Assessment of anaerobic co-digestion of food waste and wastewater solids for sustainable waste management in Yosemite National Park, USA

Burmistrova J, Beutel M, Hestir E, Ryals R, Pandey P. Assessment of anaerobic co-digestion of food waste and wastewater solids for sustainable waste management in Yosemite National Park, USA. Bioresource Technology. Submitted Submitted.

Abstract

Anaerobic co-digestion of food waste (FW) from municipal solid waste and wastewater solids (WWS) from domestic wastewater shows potential to enhance methane-rich biogas production at existing wastewater treatment facilities while diverting solid waste from landfills. This study assessed the potential to implement co-digestion of FW and WWS at Yosemite National Park (YNP), which is upgrading its wastewater treatment facilities. A 35-day biochemical methane potential test was performed in triplicate incubations with varying %FW by volatile solids.

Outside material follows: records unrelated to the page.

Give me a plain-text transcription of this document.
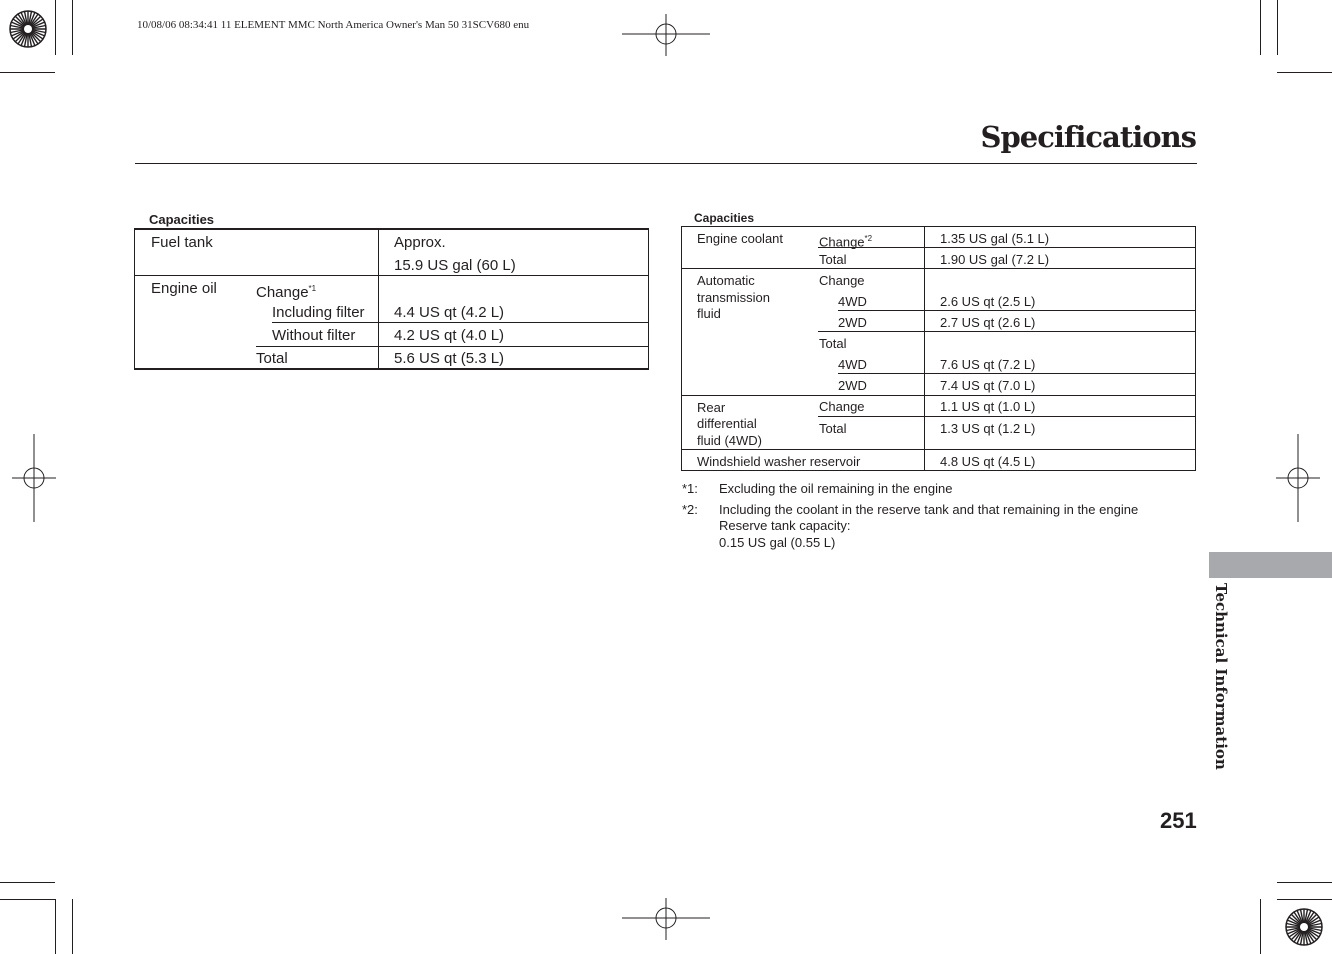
10/08/06 08:34:41 11 ELEMENT MMC North America Owner's Man 50 31SCV680 enu
Specifications
Capacities
Fuel tank	Approx.
15.9 US gal (60 L)
Engine oil	Change$^{*1}$
Including filter 4.4 US qt (4.2 L)
Without filter	4.2 US qt (4.0 L)
Total	5.6 US qt (5.3 L)
Capacities
Engine coolant	Change$^{*2}$	1.35 US gal (5.1 L)
Total	1.90 US gal (7.2 L)
Automatic
transmission
fluid
Change
4WD	2.6 US qt (2.5 L)
2WD	2.7 US qt (2.6 L)
Total
4WD	7.6 US qt (7.2 L)
2WD	7.4 US qt (7.0 L)
Rear
differential
fluid (4WD)
Change	1.1 US qt (1.0 L)
Total	1.3 US qt (1.2 L)
Windshield washer reservoir	4.8 US qt (4.5 L)
*1: Excluding the oil remaining in the engine
*2: Including the coolant in the reserve tank and that remaining in the engine
Reserve tank capacity:
0.15 US gal (0.55 L)
Technical Information
251
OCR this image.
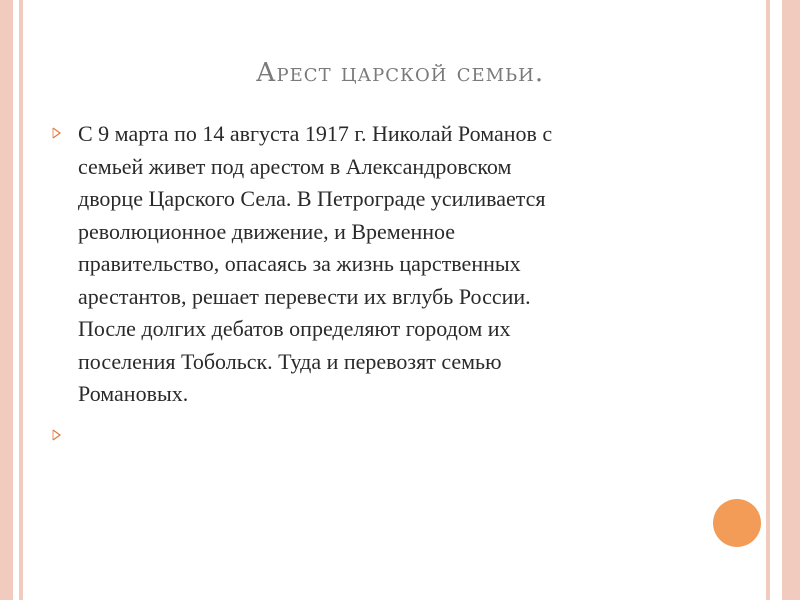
Арест царской семьи.
С 9 марта по 14 августа 1917 г. Николай Романов с
семьей живет под арестом в Александровском
дворце Царского Села. В Петрограде усиливается
революционное движение, и Временное
правительство, опасаясь за жизнь царственных
арестантов, решает перевести их вглубь России.
После долгих дебатов определяют городом их
поселения Тобольск. Туда и перевозят семью
Романовых.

The anaerobic co-digestion process was stable across all treatments, but methane production rates appeared lowest in 90 and 100 %FW treatments. Specific methane yield increased linearly with increasing %FW with a peak at 75 %FW (239 mL CH4/g VS at day 35), while volumetric methane yield increased exponentially. Results highlight the potential for co-digestion of WWS and FW to enhance methane production and suggest 75 %FW as an upper limit for optimal biogas production for the organic wastes in this study. YNP produces 5.1 million kg/d of WWS and 1.0 million tons of FW waste, yielding a 70 %FW co-digestion feed stock. Co-digesting this feed stock in existing anaerobic digestion facilities would increase methane production from 28,000 m3/yr (WWS only) to 91,000 m3/yr (70 %FW). Harvesting energy from this enhanced methane production via a combined heat and power system could produce enough energy to both heat digestor facilities and power the treatment plant.